Souvenirs: Einkaufsmöglichkeiten für kunstgewerbliche Artikel, wie Kupferwaren, Miniaturmalereien, Kalligraphien, Keramik, Emaillearbeiten, handbedruckte Baumwolltischdecken u.a. bestehen in den traditionellen Basaren, wo man handeln sollte, während diese in den offiziellen Geschäften der Iranian Handicraft Organization, z.B. in Isfahan am Maidan-Platz oder in Teheran an der Vali Asr Strasse, zu angemessenen Festpreisen verkauft werden. Weitere typische Mitbringsel sind  Pistazien und Kaviar, wobei dieser für ordnungsgemäße Ausfuhr (siehe Zollvorschriften) in staatlichen Läden, z.B. am Flughafen, gekauft werden muss. Juweliergeschäfte für den im Iran relativ günstigen Gold- und Silbeschmuck sind u.a. in Teheran in einer Passage an der Mirdamad-Strasse beim Maidane Madar-Platz zu finden.

 

Zollvorschriften: Die Gepäckkontrollen bei Ein- und Ausreise werden normalerweise großzügig gehandhabt. Junge Damen der Tourismusbehörde assistieren zusätzlich den ausländischen Reisegruppen. Wie bereits erwähnt, ist die Einfuhr von Alkohol verboten. Dies gilt auch für Literatur / Zeitschriften mit freizügigen Bildern und generell für bespielte Videos, DVDs, CDs, und Musikkassetten. Eine Kamera mit Filmen und ein Videogerät mit unbespielten Kassetten können Sie jedoch in den Iran mitnehmen.

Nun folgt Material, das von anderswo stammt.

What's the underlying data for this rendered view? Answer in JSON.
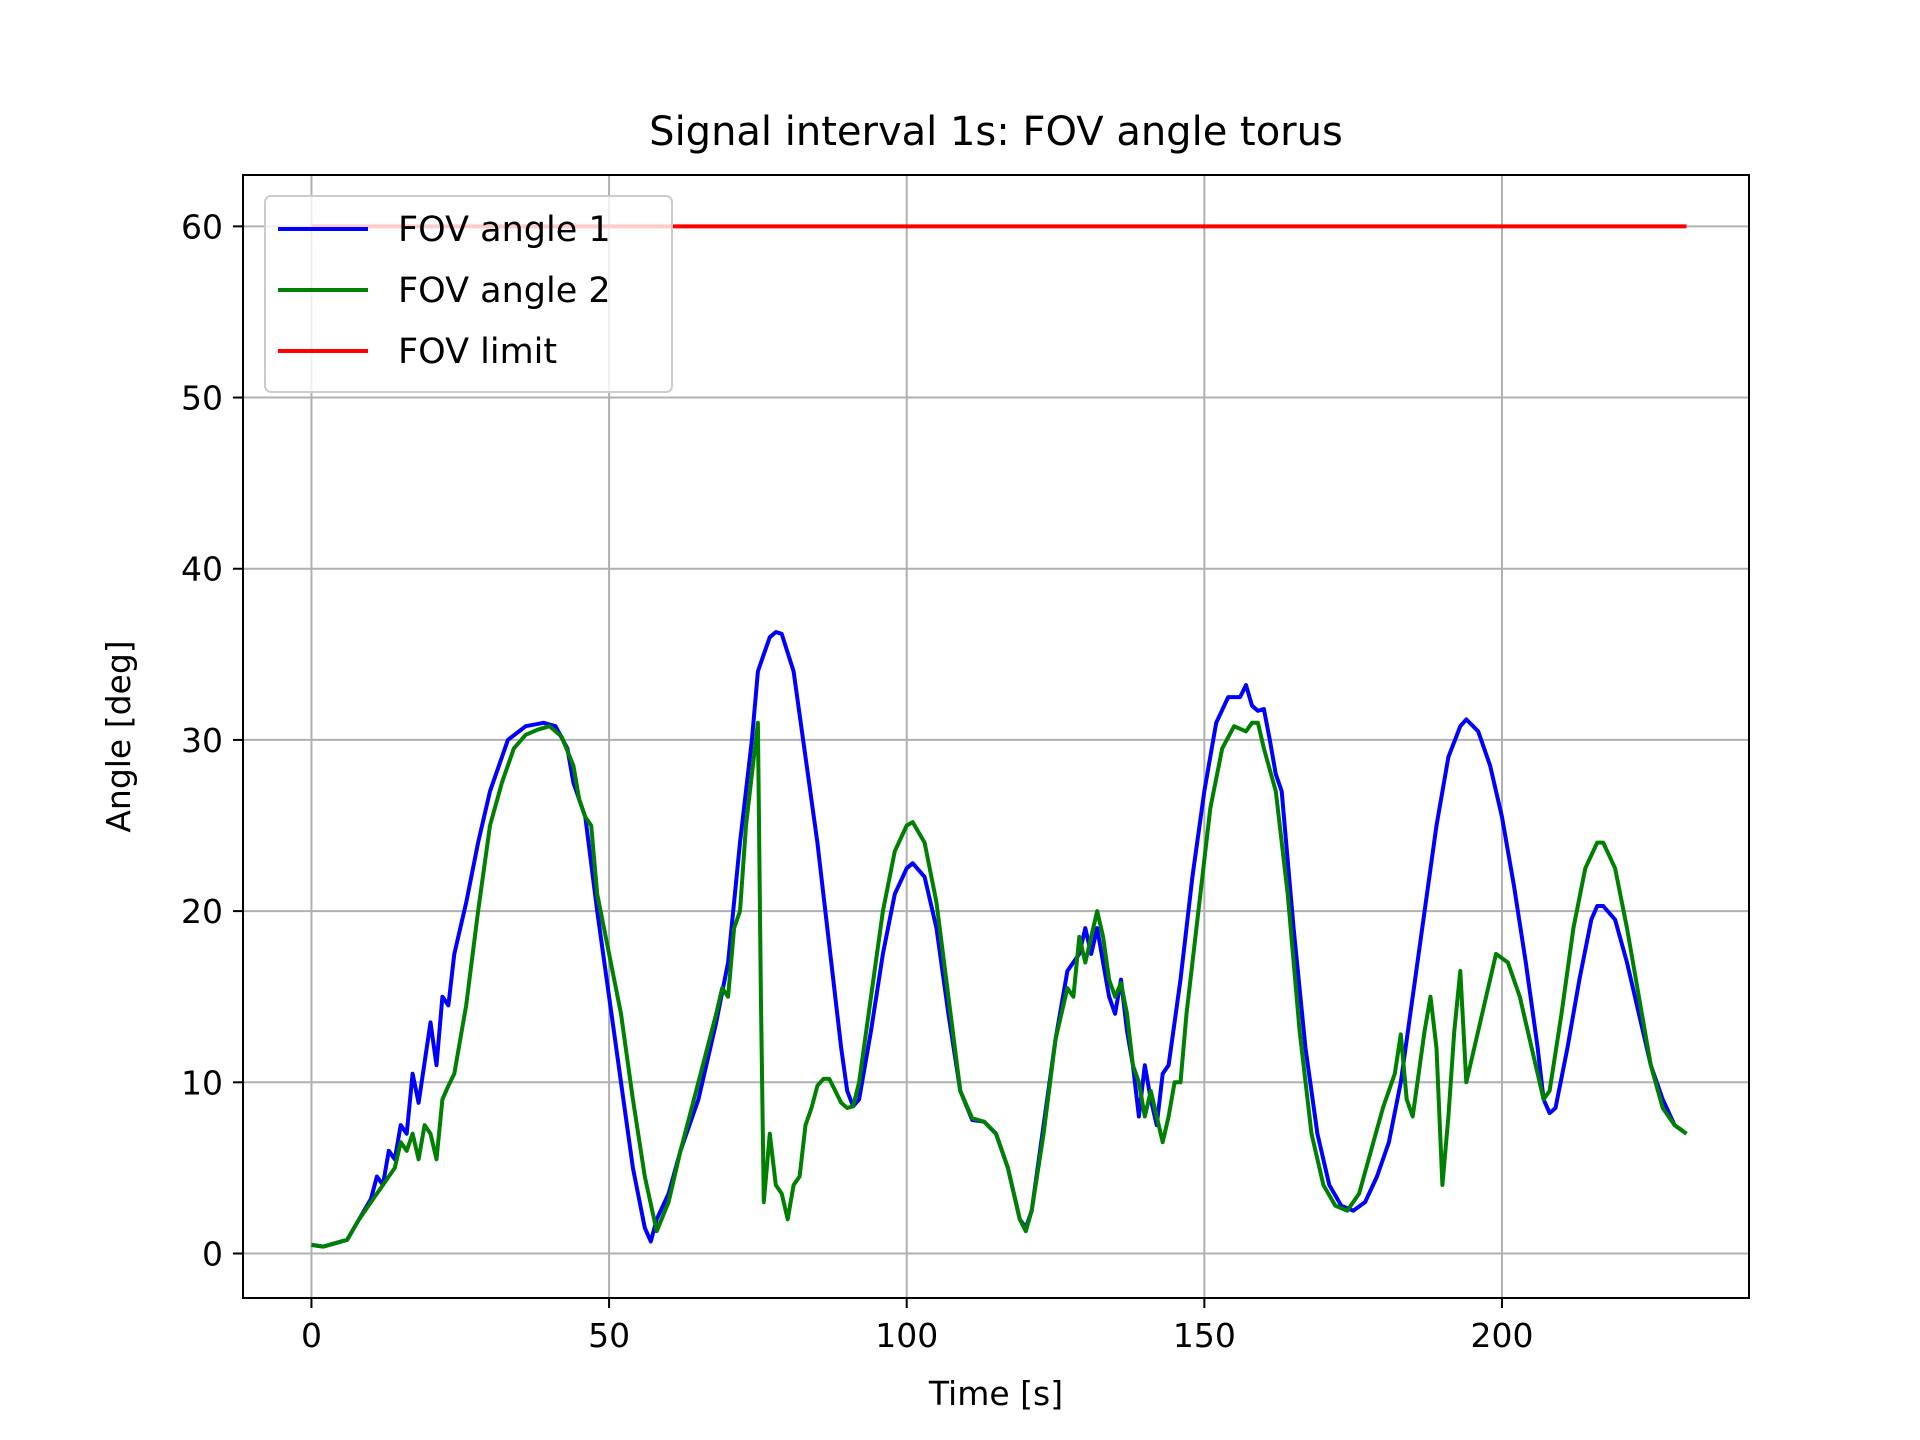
{
  "chart_data": {
    "type": "line",
    "title": "Signal interval 1s: FOV angle torus",
    "xlabel": "Time [s]",
    "ylabel": "Angle [deg]",
    "xlim": [
      -11.5,
      241.5
    ],
    "ylim": [
      -2.6,
      63
    ],
    "xticks": [
      0,
      50,
      100,
      150,
      200
    ],
    "yticks": [
      0,
      10,
      20,
      30,
      40,
      50,
      60
    ],
    "grid": true,
    "legend_position": "upper-left",
    "series": [
      {
        "name": "FOV angle 1",
        "color": "#0000ff",
        "points": [
          [
            0,
            0.5
          ],
          [
            2,
            0.4
          ],
          [
            4,
            0.6
          ],
          [
            6,
            0.8
          ],
          [
            8,
            2
          ],
          [
            10,
            3.2
          ],
          [
            11,
            4.5
          ],
          [
            12,
            4
          ],
          [
            13,
            6
          ],
          [
            14,
            5.5
          ],
          [
            15,
            7.5
          ],
          [
            16,
            7
          ],
          [
            17,
            10.5
          ],
          [
            18,
            8.8
          ],
          [
            20,
            13.5
          ],
          [
            21,
            11
          ],
          [
            22,
            15
          ],
          [
            23,
            14.5
          ],
          [
            24,
            17.5
          ],
          [
            26,
            20.5
          ],
          [
            28,
            24
          ],
          [
            30,
            27
          ],
          [
            33,
            30
          ],
          [
            36,
            30.8
          ],
          [
            39,
            31
          ],
          [
            41,
            30.8
          ],
          [
            43,
            29.5
          ],
          [
            44,
            27.5
          ],
          [
            46,
            25.5
          ],
          [
            48,
            20
          ],
          [
            50,
            15
          ],
          [
            52,
            10
          ],
          [
            54,
            5
          ],
          [
            56,
            1.5
          ],
          [
            57,
            0.7
          ],
          [
            58,
            2
          ],
          [
            60,
            3.5
          ],
          [
            62,
            6
          ],
          [
            65,
            9
          ],
          [
            68,
            13.5
          ],
          [
            70,
            17
          ],
          [
            72,
            24
          ],
          [
            74,
            30
          ],
          [
            75,
            34
          ],
          [
            76,
            35
          ],
          [
            77,
            36
          ],
          [
            78,
            36.3
          ],
          [
            79,
            36.2
          ],
          [
            81,
            34
          ],
          [
            83,
            29
          ],
          [
            85,
            24
          ],
          [
            87,
            18
          ],
          [
            89,
            12
          ],
          [
            90,
            9.5
          ],
          [
            91,
            8.6
          ],
          [
            92,
            9
          ],
          [
            94,
            13
          ],
          [
            96,
            17.5
          ],
          [
            98,
            21
          ],
          [
            100,
            22.5
          ],
          [
            101,
            22.8
          ],
          [
            103,
            22
          ],
          [
            105,
            19
          ],
          [
            107,
            14
          ],
          [
            109,
            9.5
          ],
          [
            111,
            7.8
          ],
          [
            113,
            7.7
          ],
          [
            115,
            7
          ],
          [
            117,
            5
          ],
          [
            119,
            2
          ],
          [
            120,
            1.5
          ],
          [
            121,
            2.5
          ],
          [
            123,
            7.5
          ],
          [
            125,
            12.5
          ],
          [
            127,
            16.5
          ],
          [
            129,
            17.5
          ],
          [
            130,
            19
          ],
          [
            131,
            17.5
          ],
          [
            132,
            19
          ],
          [
            133,
            17
          ],
          [
            134,
            15
          ],
          [
            135,
            14
          ],
          [
            136,
            16
          ],
          [
            137,
            13
          ],
          [
            138,
            11
          ],
          [
            139,
            8
          ],
          [
            140,
            11
          ],
          [
            141,
            9
          ],
          [
            142,
            7.5
          ],
          [
            143,
            10.5
          ],
          [
            144,
            11
          ],
          [
            146,
            16
          ],
          [
            148,
            22
          ],
          [
            150,
            27
          ],
          [
            152,
            31
          ],
          [
            154,
            32.5
          ],
          [
            156,
            32.5
          ],
          [
            157,
            33.2
          ],
          [
            158,
            32
          ],
          [
            159,
            31.7
          ],
          [
            160,
            31.8
          ],
          [
            161,
            30
          ],
          [
            162,
            28
          ],
          [
            163,
            27
          ],
          [
            165,
            19
          ],
          [
            167,
            12
          ],
          [
            169,
            7
          ],
          [
            171,
            4
          ],
          [
            173,
            2.8
          ],
          [
            175,
            2.5
          ],
          [
            177,
            3
          ],
          [
            179,
            4.5
          ],
          [
            181,
            6.5
          ],
          [
            183,
            10
          ],
          [
            185,
            15
          ],
          [
            187,
            20
          ],
          [
            189,
            25
          ],
          [
            191,
            29
          ],
          [
            193,
            30.8
          ],
          [
            194,
            31.2
          ],
          [
            196,
            30.5
          ],
          [
            198,
            28.5
          ],
          [
            200,
            25.5
          ],
          [
            202,
            21.5
          ],
          [
            204,
            17
          ],
          [
            206,
            12
          ],
          [
            207,
            9
          ],
          [
            208,
            8.2
          ],
          [
            209,
            8.5
          ],
          [
            211,
            12
          ],
          [
            213,
            16
          ],
          [
            215,
            19.5
          ],
          [
            216,
            20.3
          ],
          [
            217,
            20.3
          ],
          [
            219,
            19.5
          ],
          [
            221,
            17
          ],
          [
            223,
            14
          ],
          [
            225,
            11
          ],
          [
            227,
            9
          ],
          [
            229,
            7.5
          ],
          [
            231,
            7
          ]
        ]
      },
      {
        "name": "FOV angle 2",
        "color": "#008000",
        "points": [
          [
            0,
            0.5
          ],
          [
            2,
            0.4
          ],
          [
            4,
            0.6
          ],
          [
            6,
            0.8
          ],
          [
            8,
            2
          ],
          [
            10,
            3
          ],
          [
            12,
            4
          ],
          [
            14,
            5
          ],
          [
            15,
            6.5
          ],
          [
            16,
            6
          ],
          [
            17,
            7
          ],
          [
            18,
            5.5
          ],
          [
            19,
            7.5
          ],
          [
            20,
            7
          ],
          [
            21,
            5.5
          ],
          [
            22,
            9
          ],
          [
            23,
            9.8
          ],
          [
            24,
            10.5
          ],
          [
            26,
            14.5
          ],
          [
            28,
            20
          ],
          [
            30,
            25
          ],
          [
            32,
            27.5
          ],
          [
            34,
            29.5
          ],
          [
            36,
            30.3
          ],
          [
            38,
            30.6
          ],
          [
            40,
            30.8
          ],
          [
            42,
            30.2
          ],
          [
            44,
            28.5
          ],
          [
            45,
            26.5
          ],
          [
            46,
            25.5
          ],
          [
            47,
            25
          ],
          [
            48,
            21
          ],
          [
            50,
            17.5
          ],
          [
            52,
            14
          ],
          [
            54,
            9
          ],
          [
            56,
            4.5
          ],
          [
            58,
            1.3
          ],
          [
            60,
            3
          ],
          [
            62,
            6
          ],
          [
            65,
            10
          ],
          [
            68,
            14
          ],
          [
            69,
            15.5
          ],
          [
            70,
            15
          ],
          [
            71,
            19
          ],
          [
            72,
            20
          ],
          [
            73,
            25
          ],
          [
            74,
            28
          ],
          [
            75,
            31
          ],
          [
            75.5,
            15
          ],
          [
            76,
            3
          ],
          [
            77,
            7
          ],
          [
            78,
            4
          ],
          [
            79,
            3.5
          ],
          [
            80,
            2
          ],
          [
            81,
            4
          ],
          [
            82,
            4.5
          ],
          [
            83,
            7.5
          ],
          [
            84,
            8.5
          ],
          [
            85,
            9.8
          ],
          [
            86,
            10.2
          ],
          [
            87,
            10.2
          ],
          [
            88,
            9.5
          ],
          [
            89,
            8.8
          ],
          [
            90,
            8.5
          ],
          [
            91,
            8.6
          ],
          [
            92,
            10
          ],
          [
            94,
            15
          ],
          [
            96,
            20
          ],
          [
            98,
            23.5
          ],
          [
            100,
            25
          ],
          [
            101,
            25.2
          ],
          [
            103,
            24
          ],
          [
            105,
            20.5
          ],
          [
            107,
            15
          ],
          [
            109,
            9.5
          ],
          [
            111,
            7.9
          ],
          [
            113,
            7.7
          ],
          [
            115,
            7
          ],
          [
            117,
            5
          ],
          [
            119,
            2
          ],
          [
            120,
            1.3
          ],
          [
            121,
            2.5
          ],
          [
            123,
            7
          ],
          [
            125,
            12.5
          ],
          [
            127,
            15.5
          ],
          [
            128,
            15
          ],
          [
            129,
            18.5
          ],
          [
            130,
            17
          ],
          [
            131,
            18.5
          ],
          [
            132,
            20
          ],
          [
            133,
            18.5
          ],
          [
            134,
            16
          ],
          [
            135,
            15
          ],
          [
            136,
            15.8
          ],
          [
            137,
            14
          ],
          [
            138,
            11
          ],
          [
            139,
            10
          ],
          [
            140,
            8
          ],
          [
            141,
            9.5
          ],
          [
            142,
            8
          ],
          [
            143,
            6.5
          ],
          [
            144,
            8
          ],
          [
            145,
            10
          ],
          [
            146,
            10
          ],
          [
            147,
            14
          ],
          [
            149,
            20
          ],
          [
            151,
            26
          ],
          [
            153,
            29.5
          ],
          [
            155,
            30.8
          ],
          [
            157,
            30.5
          ],
          [
            158,
            31
          ],
          [
            159,
            31
          ],
          [
            160,
            29.5
          ],
          [
            162,
            27
          ],
          [
            164,
            21
          ],
          [
            166,
            13
          ],
          [
            168,
            7
          ],
          [
            170,
            4
          ],
          [
            172,
            2.8
          ],
          [
            174,
            2.5
          ],
          [
            176,
            3.5
          ],
          [
            178,
            6
          ],
          [
            180,
            8.5
          ],
          [
            182,
            10.5
          ],
          [
            183,
            12.8
          ],
          [
            184,
            9
          ],
          [
            185,
            8
          ],
          [
            187,
            13
          ],
          [
            188,
            15
          ],
          [
            189,
            12
          ],
          [
            190,
            4
          ],
          [
            191,
            8
          ],
          [
            192,
            13
          ],
          [
            193,
            16.5
          ],
          [
            194,
            10
          ],
          [
            196,
            13
          ],
          [
            198,
            16
          ],
          [
            199,
            17.5
          ],
          [
            201,
            17
          ],
          [
            203,
            15
          ],
          [
            205,
            12
          ],
          [
            207,
            9
          ],
          [
            208,
            9.5
          ],
          [
            210,
            14
          ],
          [
            212,
            19
          ],
          [
            214,
            22.5
          ],
          [
            216,
            24
          ],
          [
            217,
            24
          ],
          [
            219,
            22.5
          ],
          [
            221,
            19
          ],
          [
            223,
            15
          ],
          [
            225,
            11
          ],
          [
            227,
            8.5
          ],
          [
            229,
            7.5
          ],
          [
            231,
            7
          ]
        ]
      },
      {
        "name": "FOV limit",
        "color": "#ff0000",
        "points": [
          [
            0,
            60
          ],
          [
            231,
            60
          ]
        ]
      }
    ]
  }
}
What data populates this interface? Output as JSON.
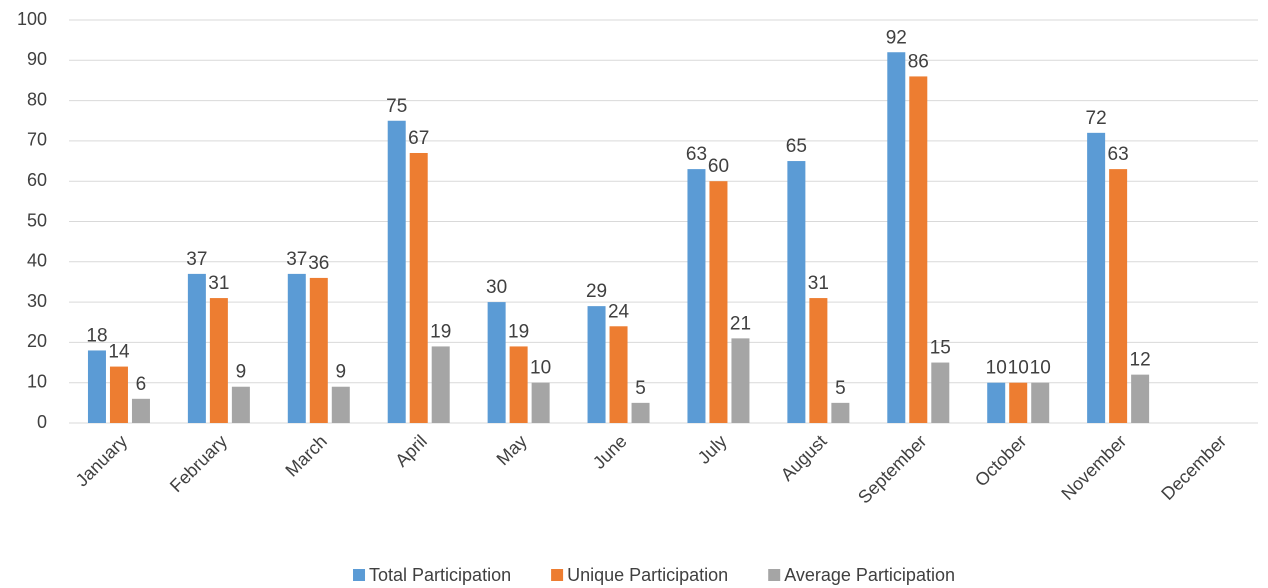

Die Ausfuhr von Antiquitäten ist verboten. Mitnehmen können sie aber neueres Kunsthandwerk, Teppichen bis zu 12 qm und Kaviar, wenn er in staatlichen Läden im Flughafen mit Devisen erworben wurde. Weitere Auskünfte geben Ihnen gerne die Reiseleiter von Iran Doostan Tours.   

 

Hinweise: Hinweise des deutschen Auswärtigen Amtes zum Iran finden Sie im Internet unter http://www.auswaertiges-amt.de/www/de/laenderinfos/laender/laender_ausgabe_html?type_id=3&land_id=63

 

Empfehlenswerte Literatur:

Mahmud Rashad: Iran (Kunst-Reiseführer) Verlag Dumont

Hartmut Niemann: Iran (Reisehandbuch) Know-How Vlg.